- #1
Saitama
- 4,243
- 93
Homework Statement
Homework Equations
The Attempt at a Solution
I don't have the slightest idea on how should i go on making equations, any help would be appreciated.
Infinitum said:Try using the fact that the horizontal distance between the points OA1, A1A2, A2A3 remain in the same ratio, and hence their velocities.
Pranav-Arora said:How would i go on finding OA1, A1A2 and A2A3?
Pranav-Arora said:How would i go on finding OA1, A1A2 and A2A3?
Infinitum said:You can't find their exact values, but you sure can find their ratios. Let the first rhombus have length 5l, second 2l, and third 2l. Now, when the outermost hinge is pulled, all their angles will change by the same amount. So you have the distance ratio as...?
Hint : A tiny bit of trigonometry will help
I like Serena said:You're good in drawings aren't you?
What if you make a drawing with the construction fully folded, meaning A1=A2=A3.
And another one with the construction fully extended.
Suppose we measure starting from the wall.
What are the distances to the wall of each point in both cases?
Pranav-Arora said:For the second case, the distances will be 10, 6 and 4. I am not able to understand the first case.
I like Serena said:Those are the distances between the points.
But you need the distances to the wall...?
Pranav-Arora said:Seems like i am doing something wrong, i am getting the distance ratio as 5:3:2. :uhh:
Infinitum said:Uh yes, I meant the distance ratios from the origin will remain constant.
Pranav-Arora said:Oops, sorry, they are 10, 16 and 20.
Pranav-Arora said::tongue:
So now what about the velocity?
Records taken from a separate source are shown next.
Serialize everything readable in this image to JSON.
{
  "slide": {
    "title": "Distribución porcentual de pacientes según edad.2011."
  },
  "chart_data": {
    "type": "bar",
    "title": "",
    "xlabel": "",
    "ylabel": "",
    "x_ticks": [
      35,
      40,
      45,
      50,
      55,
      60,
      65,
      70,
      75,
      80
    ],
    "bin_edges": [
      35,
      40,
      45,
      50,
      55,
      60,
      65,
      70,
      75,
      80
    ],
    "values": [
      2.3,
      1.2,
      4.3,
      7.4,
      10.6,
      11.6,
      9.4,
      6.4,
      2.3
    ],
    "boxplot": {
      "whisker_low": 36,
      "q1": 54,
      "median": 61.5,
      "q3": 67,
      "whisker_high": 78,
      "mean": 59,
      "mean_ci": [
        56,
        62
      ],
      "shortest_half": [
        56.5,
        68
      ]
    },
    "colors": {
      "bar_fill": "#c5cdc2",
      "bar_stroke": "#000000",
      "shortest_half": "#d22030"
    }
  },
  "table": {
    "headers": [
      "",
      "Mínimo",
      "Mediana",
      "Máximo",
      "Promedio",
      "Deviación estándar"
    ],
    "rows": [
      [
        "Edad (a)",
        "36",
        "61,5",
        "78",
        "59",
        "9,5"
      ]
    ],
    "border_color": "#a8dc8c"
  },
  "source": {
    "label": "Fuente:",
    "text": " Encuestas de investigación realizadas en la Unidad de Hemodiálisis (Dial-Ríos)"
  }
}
I think i have reached the answer, its d) but i still don't get it why the distance ratio remains constant, how did you come to know that we need to solve it using distance ratio?
Pranav-Arora said::tongue:
So now what about the velocity? I think i have reached the answer, its d) but i still don't get it why the distance ratio remains constant, how did you come to know that we need to solve it using distance ratio?
I like Serena said:Much better! :)
So suppose we fold the construction completely.
The distances to the wall will then be 0, 0, and 0.
Let's call this t=0.
Now we extend it such that A3 has constant velocity V.
The means that at some time t the distance of A3 is Vt=20.
What was the distance to the wall of A2 at that time?
I like Serena said:Good!
A hinged rhombus is a four-sided polygon with opposite sides of equal length and four angles of equal measure. It is hinged at one of its vertices, allowing it to rotate and change shape.
To find the velocity of a hinged rhombus, you will need to know the length of the sides and the angle of rotation. Then, you can use the formula v = Δθ/Δt to calculate the angular velocity, which can be converted to linear velocity by multiplying by the radius of the hinged vertex.
Linear velocity is the rate of change of an object's position in a straight line, while angular velocity is the rate of change of an object's angular position around a fixed point. In the case of a hinged rhombus, linear velocity refers to the speed at which the hinged vertex is moving in a straight line, while angular velocity refers to the speed at which the rhombus is rotating.
Yes, the velocity of a hinged rhombus can be negative. This would occur if the rhombus is rotating in a clockwise direction, resulting in a negative angular velocity. However, the linear velocity at the hinged vertex may still be positive if it is moving in a straight line away from the hinged point.
One application could be in engineering, where hinged rhombuses are commonly used in mechanisms such as folding tables and doors. By calculating the velocity, engineers can ensure that these mechanisms are moving at the desired speed and are functioning properly. Other applications may include robotics, where hinged rhombuses are used in robotic arms and joints, and in physics experiments to study rotational motion.